June, 2002

I am 22 years old. The mistakes I’ve made the last few years, mistakes I currently lament but will soon realize have led me to you, mean that I’m still two semesters away from college graduation. I watch Sex and the City and dream of moving to New York, with the vague idea of working in public relations. I take an internship, choosing between two radio stations, and feel mature for picking the one that’s less cool but more professional. I have no idea that in a few weeks, I’ll meet a man who will instantly capture my attention and soon thereafter, will steal my heart: you.
June 2003
We are in love. We live in a cavernous loft that is both impossibly cool and absurdly annoying. We never see Laney. We sleep beneath a 12-foot window with no drapes and wake up to the Renaissance Center obscured by fog, go to art shows and apartment theatre. I explore a city I really never knew before, and I fall in love with it and with you.
June 2004
We’ve given up on the young, loud, artsy loft and moved into a quieter, cool-but-not-too-cool apartment that better fits our furniture and our lives.
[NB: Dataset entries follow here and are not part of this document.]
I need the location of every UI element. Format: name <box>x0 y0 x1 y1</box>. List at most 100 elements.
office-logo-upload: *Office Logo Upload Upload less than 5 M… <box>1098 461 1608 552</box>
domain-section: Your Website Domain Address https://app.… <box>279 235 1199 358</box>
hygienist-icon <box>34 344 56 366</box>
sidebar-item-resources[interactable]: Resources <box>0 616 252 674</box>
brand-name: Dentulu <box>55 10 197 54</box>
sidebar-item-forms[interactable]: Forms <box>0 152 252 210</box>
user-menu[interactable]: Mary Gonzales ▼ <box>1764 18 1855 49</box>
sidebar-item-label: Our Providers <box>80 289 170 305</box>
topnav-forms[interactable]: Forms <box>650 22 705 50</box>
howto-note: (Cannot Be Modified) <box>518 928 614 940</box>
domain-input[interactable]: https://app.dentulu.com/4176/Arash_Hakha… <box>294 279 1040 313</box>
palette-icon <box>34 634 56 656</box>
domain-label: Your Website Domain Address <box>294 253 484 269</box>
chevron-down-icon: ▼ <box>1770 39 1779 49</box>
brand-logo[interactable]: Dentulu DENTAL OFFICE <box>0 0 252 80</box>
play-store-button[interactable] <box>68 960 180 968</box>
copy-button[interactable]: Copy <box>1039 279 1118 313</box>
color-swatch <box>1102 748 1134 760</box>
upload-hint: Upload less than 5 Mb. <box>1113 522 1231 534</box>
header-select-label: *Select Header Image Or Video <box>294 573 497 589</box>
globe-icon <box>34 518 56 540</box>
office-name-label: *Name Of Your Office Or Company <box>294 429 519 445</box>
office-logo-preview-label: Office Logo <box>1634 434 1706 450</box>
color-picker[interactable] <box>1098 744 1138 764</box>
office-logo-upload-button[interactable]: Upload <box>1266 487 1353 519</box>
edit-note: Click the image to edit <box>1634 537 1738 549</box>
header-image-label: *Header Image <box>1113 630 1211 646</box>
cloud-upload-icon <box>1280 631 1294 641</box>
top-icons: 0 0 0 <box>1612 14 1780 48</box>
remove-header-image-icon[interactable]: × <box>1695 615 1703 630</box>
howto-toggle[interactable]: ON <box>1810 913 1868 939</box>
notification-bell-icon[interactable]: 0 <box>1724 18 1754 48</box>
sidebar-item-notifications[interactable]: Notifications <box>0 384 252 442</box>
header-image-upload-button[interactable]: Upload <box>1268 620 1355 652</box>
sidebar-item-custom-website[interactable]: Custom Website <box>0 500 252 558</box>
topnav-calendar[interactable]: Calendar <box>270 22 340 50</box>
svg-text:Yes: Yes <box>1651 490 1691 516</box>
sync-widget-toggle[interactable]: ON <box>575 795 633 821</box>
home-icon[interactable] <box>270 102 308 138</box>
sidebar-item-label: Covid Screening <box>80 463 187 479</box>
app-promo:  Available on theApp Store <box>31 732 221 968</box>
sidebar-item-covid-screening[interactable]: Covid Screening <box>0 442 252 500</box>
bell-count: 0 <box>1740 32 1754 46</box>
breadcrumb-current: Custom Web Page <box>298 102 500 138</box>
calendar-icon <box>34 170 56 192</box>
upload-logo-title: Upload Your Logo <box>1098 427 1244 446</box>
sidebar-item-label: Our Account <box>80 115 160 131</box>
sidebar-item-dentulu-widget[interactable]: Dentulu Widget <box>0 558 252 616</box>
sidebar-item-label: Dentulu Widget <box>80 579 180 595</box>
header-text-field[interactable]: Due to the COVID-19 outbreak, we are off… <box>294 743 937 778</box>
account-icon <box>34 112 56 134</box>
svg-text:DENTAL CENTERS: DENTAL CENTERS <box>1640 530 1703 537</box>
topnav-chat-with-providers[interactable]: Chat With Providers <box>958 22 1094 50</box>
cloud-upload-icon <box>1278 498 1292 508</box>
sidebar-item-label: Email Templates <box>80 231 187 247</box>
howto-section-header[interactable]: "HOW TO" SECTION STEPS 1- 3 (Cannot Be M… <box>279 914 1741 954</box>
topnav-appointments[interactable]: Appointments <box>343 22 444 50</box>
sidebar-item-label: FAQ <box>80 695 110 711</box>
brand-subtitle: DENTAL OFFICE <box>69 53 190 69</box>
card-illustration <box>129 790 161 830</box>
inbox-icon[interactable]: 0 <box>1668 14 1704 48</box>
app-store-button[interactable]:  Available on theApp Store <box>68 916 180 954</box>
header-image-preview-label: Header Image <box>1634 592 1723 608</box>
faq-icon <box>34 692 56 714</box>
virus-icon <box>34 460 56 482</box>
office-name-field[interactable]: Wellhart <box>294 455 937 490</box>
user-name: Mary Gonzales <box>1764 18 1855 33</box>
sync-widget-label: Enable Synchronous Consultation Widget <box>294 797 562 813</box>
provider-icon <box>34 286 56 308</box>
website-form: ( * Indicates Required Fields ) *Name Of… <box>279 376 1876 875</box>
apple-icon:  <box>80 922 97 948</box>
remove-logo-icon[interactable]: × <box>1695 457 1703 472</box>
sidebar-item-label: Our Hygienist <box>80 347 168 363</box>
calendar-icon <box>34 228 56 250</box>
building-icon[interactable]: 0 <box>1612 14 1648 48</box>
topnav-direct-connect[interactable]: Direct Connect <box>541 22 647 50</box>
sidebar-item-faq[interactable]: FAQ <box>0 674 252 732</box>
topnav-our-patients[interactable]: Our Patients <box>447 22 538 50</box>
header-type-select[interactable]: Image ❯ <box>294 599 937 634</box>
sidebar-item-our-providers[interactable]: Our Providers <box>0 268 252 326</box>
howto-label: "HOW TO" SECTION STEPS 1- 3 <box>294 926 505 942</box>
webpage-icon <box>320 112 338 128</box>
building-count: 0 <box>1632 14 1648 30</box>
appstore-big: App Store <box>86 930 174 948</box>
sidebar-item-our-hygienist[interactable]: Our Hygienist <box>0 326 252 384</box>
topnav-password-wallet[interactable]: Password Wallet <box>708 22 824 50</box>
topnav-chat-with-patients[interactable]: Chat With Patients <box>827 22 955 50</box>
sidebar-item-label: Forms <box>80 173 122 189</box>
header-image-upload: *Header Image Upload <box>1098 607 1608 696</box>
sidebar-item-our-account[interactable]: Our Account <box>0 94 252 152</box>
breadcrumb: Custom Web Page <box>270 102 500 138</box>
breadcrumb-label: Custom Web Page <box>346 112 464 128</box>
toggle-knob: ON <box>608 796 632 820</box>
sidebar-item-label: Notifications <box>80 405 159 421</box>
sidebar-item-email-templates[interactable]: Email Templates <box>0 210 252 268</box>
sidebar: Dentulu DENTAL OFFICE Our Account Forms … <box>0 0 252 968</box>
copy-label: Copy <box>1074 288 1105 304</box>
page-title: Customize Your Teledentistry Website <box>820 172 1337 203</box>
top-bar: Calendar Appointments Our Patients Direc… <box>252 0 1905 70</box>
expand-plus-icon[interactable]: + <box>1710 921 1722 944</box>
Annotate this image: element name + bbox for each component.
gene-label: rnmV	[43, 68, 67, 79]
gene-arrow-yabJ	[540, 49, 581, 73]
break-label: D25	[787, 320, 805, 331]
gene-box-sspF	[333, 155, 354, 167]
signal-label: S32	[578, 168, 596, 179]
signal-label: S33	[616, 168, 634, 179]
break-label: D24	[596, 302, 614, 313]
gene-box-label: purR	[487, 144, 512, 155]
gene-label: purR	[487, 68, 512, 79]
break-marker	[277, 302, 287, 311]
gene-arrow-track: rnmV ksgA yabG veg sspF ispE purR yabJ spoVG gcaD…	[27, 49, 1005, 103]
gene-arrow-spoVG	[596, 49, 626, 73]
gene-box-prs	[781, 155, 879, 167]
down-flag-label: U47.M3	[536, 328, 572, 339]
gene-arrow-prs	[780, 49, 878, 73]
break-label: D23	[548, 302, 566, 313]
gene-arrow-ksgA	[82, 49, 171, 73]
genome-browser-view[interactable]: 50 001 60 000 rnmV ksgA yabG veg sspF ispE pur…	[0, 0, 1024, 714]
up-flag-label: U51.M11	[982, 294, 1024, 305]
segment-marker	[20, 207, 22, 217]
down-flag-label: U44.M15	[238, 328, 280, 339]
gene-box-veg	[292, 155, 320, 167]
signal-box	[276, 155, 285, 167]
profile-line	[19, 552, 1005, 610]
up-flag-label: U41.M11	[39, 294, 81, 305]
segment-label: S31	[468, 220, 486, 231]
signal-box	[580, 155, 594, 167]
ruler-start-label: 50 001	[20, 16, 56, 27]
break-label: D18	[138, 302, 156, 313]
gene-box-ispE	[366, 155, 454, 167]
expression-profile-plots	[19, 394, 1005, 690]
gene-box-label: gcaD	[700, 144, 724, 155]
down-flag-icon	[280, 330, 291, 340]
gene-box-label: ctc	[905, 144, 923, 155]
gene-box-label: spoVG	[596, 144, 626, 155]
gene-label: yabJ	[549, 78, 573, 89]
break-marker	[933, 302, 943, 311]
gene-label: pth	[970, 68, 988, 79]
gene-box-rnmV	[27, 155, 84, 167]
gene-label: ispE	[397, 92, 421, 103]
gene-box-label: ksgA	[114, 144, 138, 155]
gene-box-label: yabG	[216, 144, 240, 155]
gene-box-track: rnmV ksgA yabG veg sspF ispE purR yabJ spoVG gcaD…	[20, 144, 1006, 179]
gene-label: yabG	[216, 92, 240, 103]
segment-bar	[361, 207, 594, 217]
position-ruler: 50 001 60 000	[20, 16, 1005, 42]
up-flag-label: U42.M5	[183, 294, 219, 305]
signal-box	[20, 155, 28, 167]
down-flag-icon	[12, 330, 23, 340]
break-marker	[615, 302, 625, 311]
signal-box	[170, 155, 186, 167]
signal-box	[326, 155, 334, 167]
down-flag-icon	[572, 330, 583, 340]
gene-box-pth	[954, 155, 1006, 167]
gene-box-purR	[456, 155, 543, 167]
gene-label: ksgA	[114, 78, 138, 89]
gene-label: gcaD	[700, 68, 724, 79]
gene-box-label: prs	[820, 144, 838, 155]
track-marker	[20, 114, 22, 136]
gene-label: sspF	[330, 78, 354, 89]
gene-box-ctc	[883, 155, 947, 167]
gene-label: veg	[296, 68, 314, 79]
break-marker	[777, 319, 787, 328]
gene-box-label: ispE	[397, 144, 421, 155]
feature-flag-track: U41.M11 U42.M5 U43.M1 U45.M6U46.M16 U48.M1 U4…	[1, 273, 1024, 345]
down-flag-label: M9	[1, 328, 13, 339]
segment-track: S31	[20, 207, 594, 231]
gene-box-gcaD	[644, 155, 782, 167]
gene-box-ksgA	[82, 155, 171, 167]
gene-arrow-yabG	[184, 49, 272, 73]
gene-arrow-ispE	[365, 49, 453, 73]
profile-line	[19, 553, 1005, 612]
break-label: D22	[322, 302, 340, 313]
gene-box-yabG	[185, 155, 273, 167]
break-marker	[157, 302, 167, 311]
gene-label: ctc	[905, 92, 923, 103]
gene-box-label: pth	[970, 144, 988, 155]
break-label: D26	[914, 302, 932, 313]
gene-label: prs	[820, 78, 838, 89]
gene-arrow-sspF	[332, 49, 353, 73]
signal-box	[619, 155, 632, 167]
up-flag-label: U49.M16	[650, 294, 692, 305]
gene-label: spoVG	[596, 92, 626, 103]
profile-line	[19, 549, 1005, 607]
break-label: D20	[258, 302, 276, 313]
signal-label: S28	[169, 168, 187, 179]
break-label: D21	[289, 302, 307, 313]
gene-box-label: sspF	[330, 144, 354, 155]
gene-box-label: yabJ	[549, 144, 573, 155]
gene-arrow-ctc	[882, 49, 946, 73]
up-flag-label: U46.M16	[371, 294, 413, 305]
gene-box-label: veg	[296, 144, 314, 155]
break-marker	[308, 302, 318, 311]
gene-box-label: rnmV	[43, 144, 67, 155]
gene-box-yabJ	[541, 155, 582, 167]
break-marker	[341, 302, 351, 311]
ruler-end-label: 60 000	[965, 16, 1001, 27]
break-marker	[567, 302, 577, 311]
We buy our own cars and have “real” jobs, but we still make love on rooftops and follow drunken brunches with long afternoon naps. But I begin to hate my job, and you yours. We are restless and ready to take a chance, so we begin to form a plan. Six months later, we’ll be living in a new state.
June 2005

We are broken. Our grand adventure seems like a grand mistake; we’ve left the beautiful apartment we couldn’t afford and you’re crashing on my couch looking for your own place while we extricate ourselves from the messy remains of our ruined relationship. We walk around Seattle talking about one another’s future lovers and I have to laugh so I don’t cry all the time. But eventually, we’ll pick up the pieces and patch ourselves up and becomes better for the experience.
June 2006
We are engaged and in the throes of planning a wedding and honeymoon in Seattle, or Jamaica, or Detroit. We expect that soon we’ll make a new family, but we have no idea that by the end of the year we’ll also have new jobs in a new city.
June 2007

It’s our wedding day. You bring me flowers and sweet notes and a bottle of champagne. We eat taco bell for lunch and later, as I blush my way down the stairs to meet you, I know I have no reservations, no questions, no doubts. You are my best friend and the love of my life, the person who gets me like no one else. You promise me 70 years; I promise to make you laugh and to love you, cranky pants and all. The celebration ends with a drive-by shooting and a cake fight and an early-morning start to our trip to Italy, where we swim in the bright blue Ligurian sea, gorge ourselves on pesto and pasta and gelato, dine at the top of a vineyard, argue on a train, and wander the quiet late-night streets of Venice.
June 2008
Just like my first trip with you did, our honeymoon shows me how much I love to travel and with your support, I start writing and blogging and planning more trips for us. I plan a surprise trip to Argentina for your 30th. We drink cheap wine, ride horses with the gauchos and learn to make empanadas.
June 2009
Another year of our marriage, another year of exploring the world and falling even more in love with each other. With your incredible support, I pursue a new career and make plans to leave my job by the end of the year.
June 2010

On our third anniversary, we celebrate at TRU and talk about our dreams, where we’ll go next, what we’ll see and do, and the world we’ll explore together. Our fourth year of marriage passes in a blur as we go to Iceland, Costa Rica, and Portugal. We settle more into the familiar routine of daily life and the comfort of what we have and who we are.
June 2011
We celebrate anniversary number for on a steamy summer night at the city’s hottest new restaurant. We travel back to 1906 Paris and drink fancy cocktails in complicated glasses. We cheers to the amazing memories we’ve made, and the grand adventures still to come. And little do we know that once again, life is about to change. But the curveballs that are soon to come will turn out to be for the best, and unlike life’s past upsets, won’t cause more than momentary hiccups. After all this time, we’ve seemed to learn that no matter what turns our life takes, we can get through it together.
June 2012

Five years ago today, I promised you my love. Today I renew that vow. I promise to love you for all the days of my life. I promise to argue with respect, to forgive quickly, and forget what doesn’t matter. I promise to make you laugh every day, to be your biggest fan and your best friend, to push you when I know you can do more and support you when it just isn’t enough. And I promise to try, every day, to make you as happy as you make me.
Happy anniversary, Dan. I love you more than words can say. And yes, that’s more than I love cheese too.